A junior at Willoughby High School, Eliza Quan is an ethnic Chinese girl who is smart although a bit prickly. A thinker who is passionate about facts and journalism, she doesn’t believe in self-aggrandizing or otherwise drawing attention to herself. In fact, she isn’t here to be liked. Similar to the attitude of her best friend Winona Wilson, Eliza doesn’t want to get noticed for the wrong reasons. However, Eliza does have one dream: to make it on the Wall of Editors.
At Willoughby, the editor in chief of the school newspaper, the Bugle, is chosen by popular vote, and given that she’s the most qualified and the only candidate, Eliza feels confident that she will fulfill her dream. That is until former baseball jock and resident recluse Len DiMartile throws his hat in the ring. When Len wins the staff’s selection for being less intense and more approachable, Eliza writes a manifesto in which she vents about the unfairness of the situation, blaming both the patriarchy and gender bias. Somehow, this private moment of venting in what she considered a safe space, the editing room for the Bugle, became public and Eliza’s manifesto gets posted to the school’s web page. Soon, Eliza is the target of everyone’s vitriol. In the process of fighting back and attempting to discover who posted her private thoughts, she sets in motion a chain of events that has everyone calling her a feminazi or worse.
After Eliza hijacks the morning announcements and proclaims she’s a feminist, the principal’s response is to make Eliza and Len work together, to reach across the divide of deeply entrenched differences and to connect.
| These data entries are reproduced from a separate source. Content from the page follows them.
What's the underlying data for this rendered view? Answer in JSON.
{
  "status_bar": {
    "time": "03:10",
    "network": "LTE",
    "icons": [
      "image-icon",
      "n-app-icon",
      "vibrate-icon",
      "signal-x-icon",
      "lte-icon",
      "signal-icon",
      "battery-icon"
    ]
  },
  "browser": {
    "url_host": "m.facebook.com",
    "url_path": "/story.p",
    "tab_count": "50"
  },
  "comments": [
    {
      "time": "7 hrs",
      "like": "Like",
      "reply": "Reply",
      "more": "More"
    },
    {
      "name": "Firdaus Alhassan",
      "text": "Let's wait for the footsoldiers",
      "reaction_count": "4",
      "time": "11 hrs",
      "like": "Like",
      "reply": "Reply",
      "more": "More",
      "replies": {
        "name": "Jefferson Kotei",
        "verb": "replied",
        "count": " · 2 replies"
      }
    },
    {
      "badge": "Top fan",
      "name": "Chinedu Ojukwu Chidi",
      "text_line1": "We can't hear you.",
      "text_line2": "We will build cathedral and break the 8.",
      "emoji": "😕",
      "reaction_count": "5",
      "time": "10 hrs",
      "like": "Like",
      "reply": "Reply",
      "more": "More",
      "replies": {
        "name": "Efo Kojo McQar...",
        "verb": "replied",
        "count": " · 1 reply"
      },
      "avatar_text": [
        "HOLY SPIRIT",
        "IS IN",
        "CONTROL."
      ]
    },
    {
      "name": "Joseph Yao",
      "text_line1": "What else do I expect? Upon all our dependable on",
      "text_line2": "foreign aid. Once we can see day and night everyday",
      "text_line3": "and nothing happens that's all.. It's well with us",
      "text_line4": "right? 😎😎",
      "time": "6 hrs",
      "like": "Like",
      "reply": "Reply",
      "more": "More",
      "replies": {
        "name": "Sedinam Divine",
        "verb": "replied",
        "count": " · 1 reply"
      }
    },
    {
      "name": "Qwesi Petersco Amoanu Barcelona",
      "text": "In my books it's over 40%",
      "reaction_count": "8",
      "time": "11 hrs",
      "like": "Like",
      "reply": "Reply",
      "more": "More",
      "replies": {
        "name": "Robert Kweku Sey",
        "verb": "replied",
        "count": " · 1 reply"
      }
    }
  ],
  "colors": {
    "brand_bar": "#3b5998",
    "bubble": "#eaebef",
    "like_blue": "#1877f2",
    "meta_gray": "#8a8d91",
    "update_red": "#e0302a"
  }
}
When the connection they form becomes more than just a working relationship, Eliza wonders what has happened to her. After all, one kiss has a way of complicating everything.
Such is the basic plot behind Michelle Quach’s novel Not Here to Be Liked. But the plot twists address some important social issues, not the least of which is how we use labels and where we draw lines. While labels—whether feminist, jock, male, female, or even slut—can contribute to cognitive efficiency, they also open themselves to bias. Readers will find themselves critically thinking about what it means to be a feminist. Is a feminist someone with “hopes, dreams, and wants that are completely independent of male needs and desires” (210)? Should a feminist not desire the affection of a man to make her complete?
In one of her grand gestures, Eliza the feminist questions whether Lady Justice is blind to the wrong things. Rather than wear a blindfold, she needs to see things as they are, making inequality visible.
And the lines we draw, often in the name of setting personal boundaries and making distinctions, don’t always protect us but work more in the service of division and judgment.
Another important question that Quach poses is whether performative gestures are the best way to fight inequality. Through her characters and the consequences they face, she encourages us to consider the value of actions coming from a place of civility and compromise as opposed to one of antagonism and alienation.
Upon completing this novel, readers will likely realize that life isn’t black and white but bigger than any constraint we can impose on it. According to one philosopher, the structural constraints we impose need to contain creative and meaningful deviation.
However, at its core, Quach’s book seems most to be about the human desire for acceptance and a search for belonging. Sometimes, we hesitate to put ourselves “out there” or to take certain risks because we fear judgment and possible rejection when we don’t measure up to someone else’s expectations or standards. Or, we might define ourselves as a star pitcher or the editor-in-chief only to discover that that identity has the potential to disappear. At one point in the novel, Eliza tells Winona, “And yes, you might get rejected for unjust reasons, but the best thing you can do right this moment is shoot your shot” (348).
Sometimes this process involves pretending, another topic about which Quach invites personal evaluation. As we attempt to avoid hurt and hate in our search for acceptance and belonging, what does our pretending mean and what implications does this pretense have?
Ultimately, Not Here to Be Liked emerges as a type of user’s manual for life. And while it asks more questions than it answers—whether about baseball or beauty—it leaves the reader thinking. Quach’s allusions to other authors and their texts, like that to Georges Perec, add another layer of interest to the novel.